InícioArticlesThe difference between conversion and real opportunity generation in B2B Tech marketing

The difference between conversion and real opportunity generation in B2B Tech marketing

When it comes to B2B marketing, especially in the technology market, I often notice confusion among professionals between conversions and real business opportunities. This situation can generate inflated but ineffective reports. 

Thus, it is essential that marketing managers understand the difference and adjust their expectations and metrics so that investment in campaigns is truly effective.

What is a conversion?

Conversions represent interactions or actions taken by a user in response to a marketing stimulus, such as:

  • Download of rich content, like e-books or guides;
  • Filling out forms on landing pages;
  • Watching a webinar or video;
  • Liking or commenting on a social media post.

Although these actions demonstrate engagement, they do not necessarily indicate purchase intent. As marketing expert Mark Ritson highlights:

“Marketing that generates activity but not qualified leads is just an exercise in vanity.”

Consider this case extracted from a form (anonymized data):

  • Identifier: contact
  • Name: valid
  • Phone: (11) 99999-9999
  • Company name: abc tech
  • Message: Hello, I’d like to learn about your technology service. Can you schedule a meeting with the responsible parties?
  • Terms acceptance: [“on”].
  • Source: organic search | google

This type of conversion is a good example of genuine interest, but many reports present less relevant interactions as if they were real opportunities.

What is a real opportunity?

A real opportunity goes beyond superficial interaction. It is the moment when a lead shows clear signs of interest in solving a problem that your solution can address. Some typical characteristics are:

  • Direct contact requesting more information about the product or service;
  • Alignment with the Ideal Customer Profile (ICP);
  • Request to schedule a meeting with a clear purchase decision on the horizon.

I share the case extracted from a form that shows a lead further along in the funnel (anonymized data):

  • Identifier: contact
  • Name: valid
  • Phone: (31) 88888-888
  • Company name: consultancy xyz
  • Message: Hello, I work for a consultancy and my client saw your success case with company X. I’d like to learn about the solutions you implemented for that project.
  • Terms acceptance: [“on”].
  • Source: organic search | google

Here, we have real and contextual interest, indicating a more advanced stage in the buying funnel.

Where do conversions mislead reports?

Traditional reports often mask true performance by presenting numbers such as:

  • Inflated numbers of rich material downloads;
  • Growth in page views and clicks;
  • Leads originating from paid campaigns or SEO, but without funnel progression.

A study by Demand Gen Report revealed that 95% of leads generated by B2B campaigns are not ready to buy, while only 5% are at the ideal stage of seeking solutions.

This means that many conversions presented as successes in meetings may be from people who:

  • Downloaded an e-book because they find the topic interesting;
  • Watched a webinar webinar
  • Interacted with a post out of pure curiosity, with no purchase intent.

How to identify real intent in the B2B Tech market?

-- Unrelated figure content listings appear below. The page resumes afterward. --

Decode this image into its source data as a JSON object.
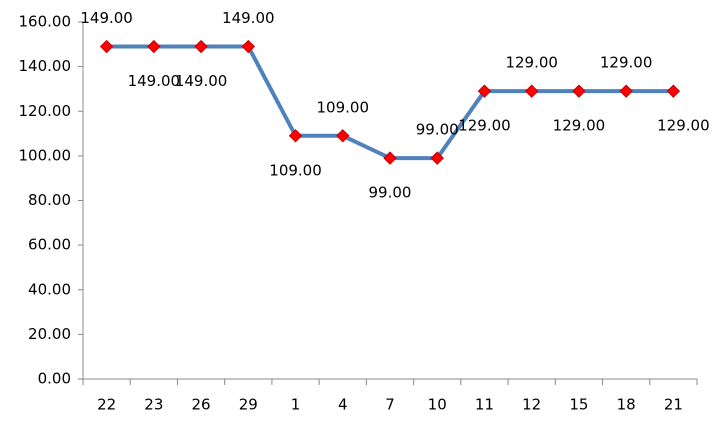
{
  "chart_data": {
    "type": "line",
    "categories": [
      "22",
      "23",
      "26",
      "29",
      "1",
      "4",
      "7",
      "10",
      "11",
      "12",
      "15",
      "18",
      "21"
    ],
    "values": [
      149,
      149,
      149,
      149,
      109,
      109,
      99,
      99,
      129,
      129,
      129,
      129,
      129
    ],
    "value_labels": [
      "149.00",
      "149.00",
      "149.00",
      "149.00",
      "109.00",
      "109.00",
      "99.00",
      "99.00",
      "129.00",
      "129.00",
      "129.00",
      "129.00",
      "129.00"
    ],
    "color": "#4f81bd",
    "marker_color": "#ff0000",
    "ylim": [
      0,
      160
    ],
    "yticks": [
      {
        "value": 0,
        "label": "0.00"
      },
      {
        "value": 20,
        "label": "20.00"
      },
      {
        "value": 40,
        "label": "40.00"
      },
      {
        "value": 60,
        "label": "60.00"
      },
      {
        "value": 80,
        "label": "80.00"
      },
      {
        "value": 100,
        "label": "100.00"
      },
      {
        "value": 120,
        "label": "120.00"
      },
      {
        "value": 140,
        "label": "140.00"
      },
      {
        "value": 160,
        "label": "160.00"
      }
    ],
    "grid": false
  }
}
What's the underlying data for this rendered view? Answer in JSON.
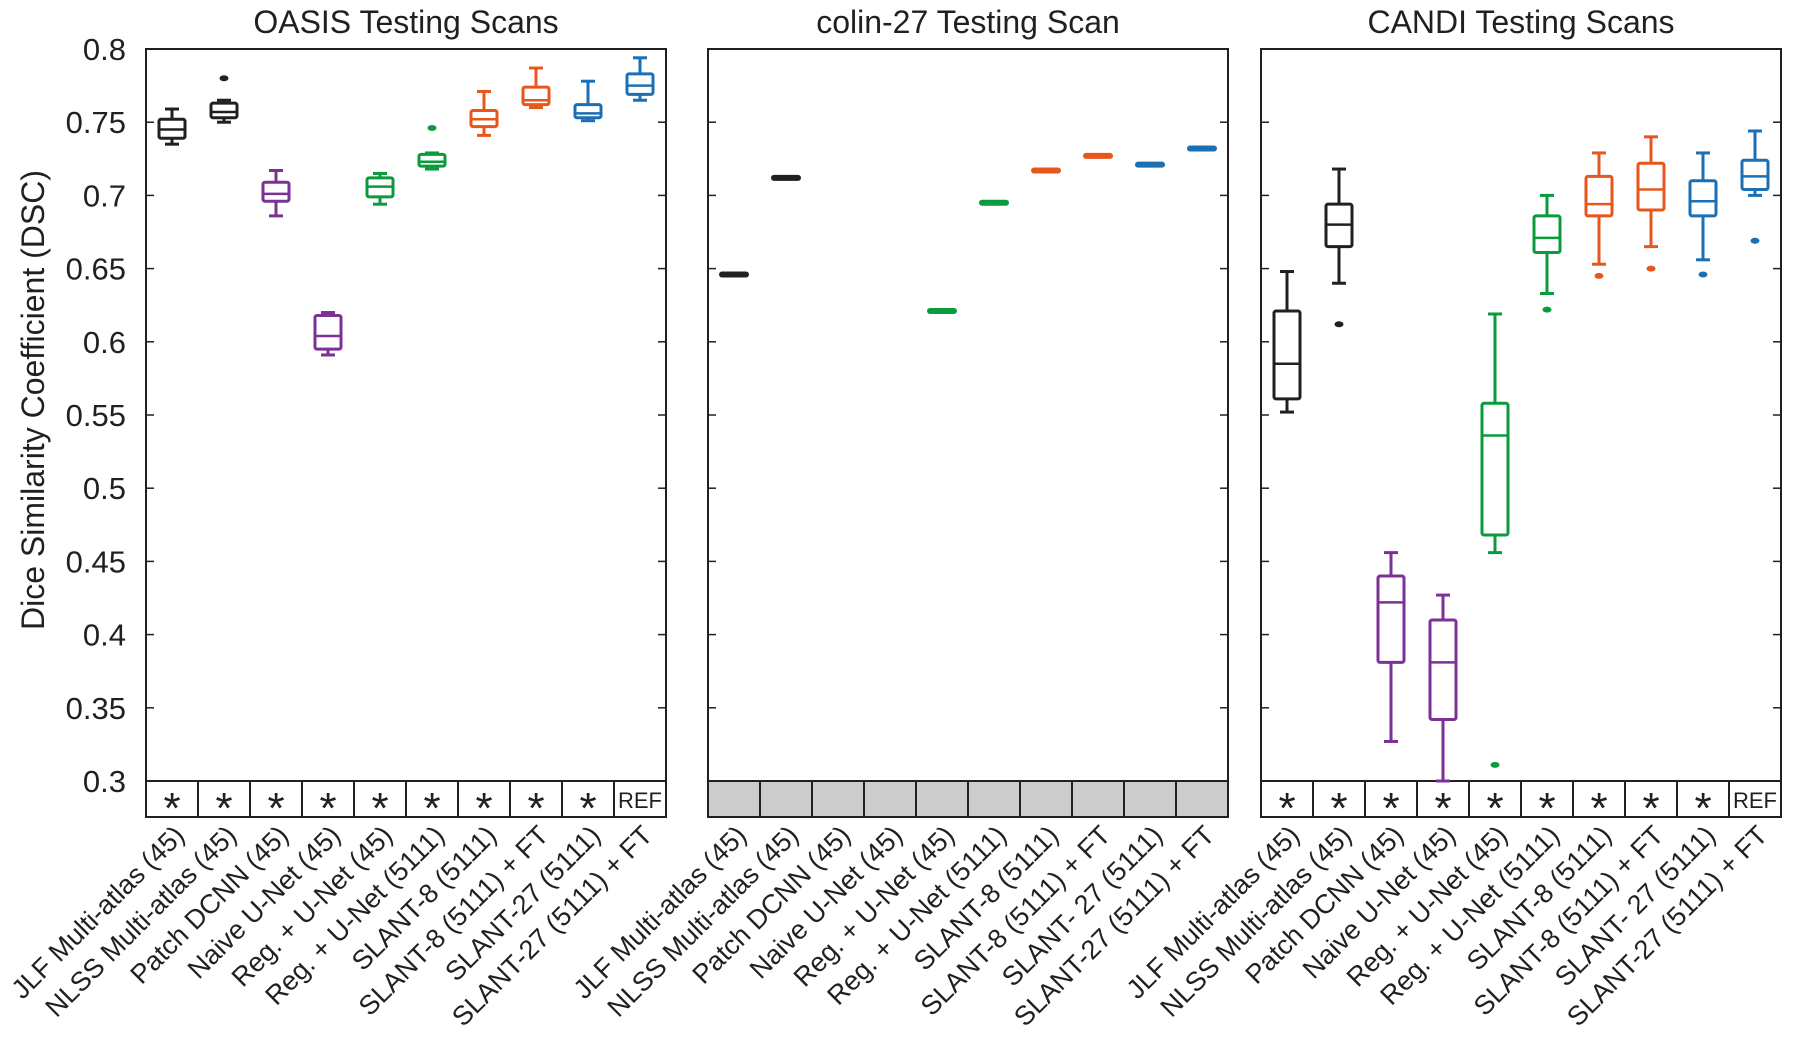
{
  "ylabel": "Dice Similarity Coefficient (DSC)",
  "y_ticks": [
    "0.8",
    "0.75",
    "0.7",
    "0.65",
    "0.6",
    "0.55",
    "0.5",
    "0.45",
    "0.4",
    "0.35",
    "0.3"
  ],
  "colors": {
    "black": "#231f20",
    "purple": "#7b3294",
    "green": "#0b9a3c",
    "orange": "#e8561c",
    "blue": "#1b6fb5",
    "gray_cell": "#cccccc"
  },
  "method_labels": [
    "JLF Multi-atlas (45)",
    "NLSS Multi-atlas (45)",
    "Patch DCNN (45)",
    "Naive U-Net (45)",
    "Reg. + U-Net (45)",
    "Reg. + U-Net (5111)",
    "SLANT-8 (5111)",
    "SLANT-8 (5111) + FT",
    "SLANT-27 (5111)",
    "SLANT-27 (5111) + FT"
  ],
  "chart_data": [
    {
      "type": "box",
      "title": "OASIS Testing Scans",
      "ylabel": "Dice Similarity Coefficient (DSC)",
      "ylim": [
        0.3,
        0.8
      ],
      "categories": [
        "JLF Multi-atlas (45)",
        "NLSS Multi-atlas (45)",
        "Patch DCNN (45)",
        "Naive U-Net (45)",
        "Reg. + U-Net (45)",
        "Reg. + U-Net (5111)",
        "SLANT-8 (5111)",
        "SLANT-8 (5111) + FT",
        "SLANT-27 (5111)",
        "SLANT-27 (5111) + FT"
      ],
      "colors": [
        "black",
        "black",
        "purple",
        "purple",
        "green",
        "green",
        "orange",
        "orange",
        "blue",
        "blue"
      ],
      "boxes": [
        {
          "min": 0.735,
          "q1": 0.739,
          "median": 0.745,
          "q3": 0.752,
          "max": 0.759,
          "outliers": []
        },
        {
          "min": 0.75,
          "q1": 0.753,
          "median": 0.757,
          "q3": 0.763,
          "max": 0.765,
          "outliers": [
            0.78
          ]
        },
        {
          "min": 0.686,
          "q1": 0.696,
          "median": 0.701,
          "q3": 0.709,
          "max": 0.717,
          "outliers": []
        },
        {
          "min": 0.591,
          "q1": 0.595,
          "median": 0.604,
          "q3": 0.618,
          "max": 0.62,
          "outliers": []
        },
        {
          "min": 0.694,
          "q1": 0.699,
          "median": 0.706,
          "q3": 0.712,
          "max": 0.715,
          "outliers": []
        },
        {
          "min": 0.718,
          "q1": 0.72,
          "median": 0.723,
          "q3": 0.728,
          "max": 0.729,
          "outliers": [
            0.746
          ]
        },
        {
          "min": 0.741,
          "q1": 0.747,
          "median": 0.752,
          "q3": 0.758,
          "max": 0.771,
          "outliers": []
        },
        {
          "min": 0.76,
          "q1": 0.762,
          "median": 0.765,
          "q3": 0.774,
          "max": 0.787,
          "outliers": []
        },
        {
          "min": 0.751,
          "q1": 0.753,
          "median": 0.756,
          "q3": 0.762,
          "max": 0.778,
          "outliers": []
        },
        {
          "min": 0.765,
          "q1": 0.769,
          "median": 0.775,
          "q3": 0.783,
          "max": 0.794,
          "outliers": []
        }
      ],
      "significance": [
        "*",
        "*",
        "*",
        "*",
        "*",
        "*",
        "*",
        "*",
        "*",
        "REF"
      ],
      "significance_shaded": false
    },
    {
      "type": "box",
      "title": "colin-27 Testing Scan",
      "ylim": [
        0.3,
        0.8
      ],
      "categories": [
        "JLF Multi-atlas (45)",
        "NLSS Multi-atlas (45)",
        "Patch DCNN (45)",
        "Naive U-Net (45)",
        "Reg. + U-Net (45)",
        "Reg. + U-Net (5111)",
        "SLANT-8 (5111)",
        "SLANT-8 (5111) + FT",
        "SLANT- 27 (5111)",
        "SLANT-27 (5111) + FT"
      ],
      "colors": [
        "black",
        "black",
        "purple",
        "purple",
        "green",
        "green",
        "orange",
        "orange",
        "blue",
        "blue"
      ],
      "values": [
        0.646,
        0.712,
        null,
        null,
        0.621,
        0.695,
        0.717,
        0.727,
        0.721,
        0.732
      ],
      "significance": [
        "",
        "",
        "",
        "",
        "",
        "",
        "",
        "",
        "",
        ""
      ],
      "significance_shaded": true
    },
    {
      "type": "box",
      "title": "CANDI Testing Scans",
      "ylim": [
        0.3,
        0.8
      ],
      "categories": [
        "JLF Multi-atlas (45)",
        "NLSS Multi-atlas (45)",
        "Patch DCNN (45)",
        "Naive U-Net (45)",
        "Reg. + U-Net (45)",
        "Reg. + U-Net (5111)",
        "SLANT-8 (5111)",
        "SLANT-8 (5111) + FT",
        "SLANT- 27 (5111)",
        "SLANT-27 (5111) + FT"
      ],
      "colors": [
        "black",
        "black",
        "purple",
        "purple",
        "green",
        "green",
        "orange",
        "orange",
        "blue",
        "blue"
      ],
      "boxes": [
        {
          "min": 0.552,
          "q1": 0.561,
          "median": 0.585,
          "q3": 0.621,
          "max": 0.648,
          "outliers": []
        },
        {
          "min": 0.64,
          "q1": 0.665,
          "median": 0.68,
          "q3": 0.694,
          "max": 0.718,
          "outliers": [
            0.612
          ]
        },
        {
          "min": 0.327,
          "q1": 0.381,
          "median": 0.422,
          "q3": 0.44,
          "max": 0.456,
          "outliers": []
        },
        {
          "min": 0.3,
          "q1": 0.342,
          "median": 0.381,
          "q3": 0.41,
          "max": 0.427,
          "outliers": []
        },
        {
          "min": 0.456,
          "q1": 0.468,
          "median": 0.536,
          "q3": 0.558,
          "max": 0.619,
          "outliers": [
            0.311
          ]
        },
        {
          "min": 0.633,
          "q1": 0.661,
          "median": 0.671,
          "q3": 0.686,
          "max": 0.7,
          "outliers": [
            0.622
          ]
        },
        {
          "min": 0.653,
          "q1": 0.686,
          "median": 0.694,
          "q3": 0.713,
          "max": 0.729,
          "outliers": [
            0.645
          ]
        },
        {
          "min": 0.665,
          "q1": 0.69,
          "median": 0.704,
          "q3": 0.722,
          "max": 0.74,
          "outliers": [
            0.65
          ]
        },
        {
          "min": 0.656,
          "q1": 0.686,
          "median": 0.696,
          "q3": 0.71,
          "max": 0.729,
          "outliers": [
            0.646
          ]
        },
        {
          "min": 0.7,
          "q1": 0.704,
          "median": 0.713,
          "q3": 0.724,
          "max": 0.744,
          "outliers": [
            0.669
          ]
        }
      ],
      "significance": [
        "*",
        "*",
        "*",
        "*",
        "*",
        "*",
        "*",
        "*",
        "*",
        "REF"
      ],
      "significance_shaded": false
    }
  ]
}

To differentiate superficial conversions from real opportunities, consider the following indicators:

  1. Complete lead profile
  • Name and contact provided voluntarily;
  • Well-defined company name.
  1. Proactive message with business context
  2. Source and origin journey
  • Clear source such as transactional intent organic search;
  • History of consistent and relevant interactions;
  1. B2B market decision cycle
  • Assessing whether the lead lead is at the buying stage is critical to separate curious parties from buyers.

How to improve report quality?

1. Segment your leads by funnel stage

  • Top of funnel: generic interest;
  • Middle of funnel: exploring options;
  • Bottom of funnel: ready to decide.

2. Adopt lead quality metrics, such as:

  • Meeting scheduling rate;
  • Percentage of Leads Marketing Qualified Leads (MQL);
  • Conversion rate from Leads Marketing Qualified Leads to Leads Sales Qualified Leads (SQL)

3. Train your sales team to differentiate curious parties from real buyers.

Therefore, distinguishing conversion from real opportunity is what separates inbound marketing campaigns that generate value from campaigns that only generate nice-looking numbers in reports. The B2B Tech market, with its long decision cycles, requires marketing managers not only to attract but also to qualify accurately.

And you, how are you differentiating your metrics?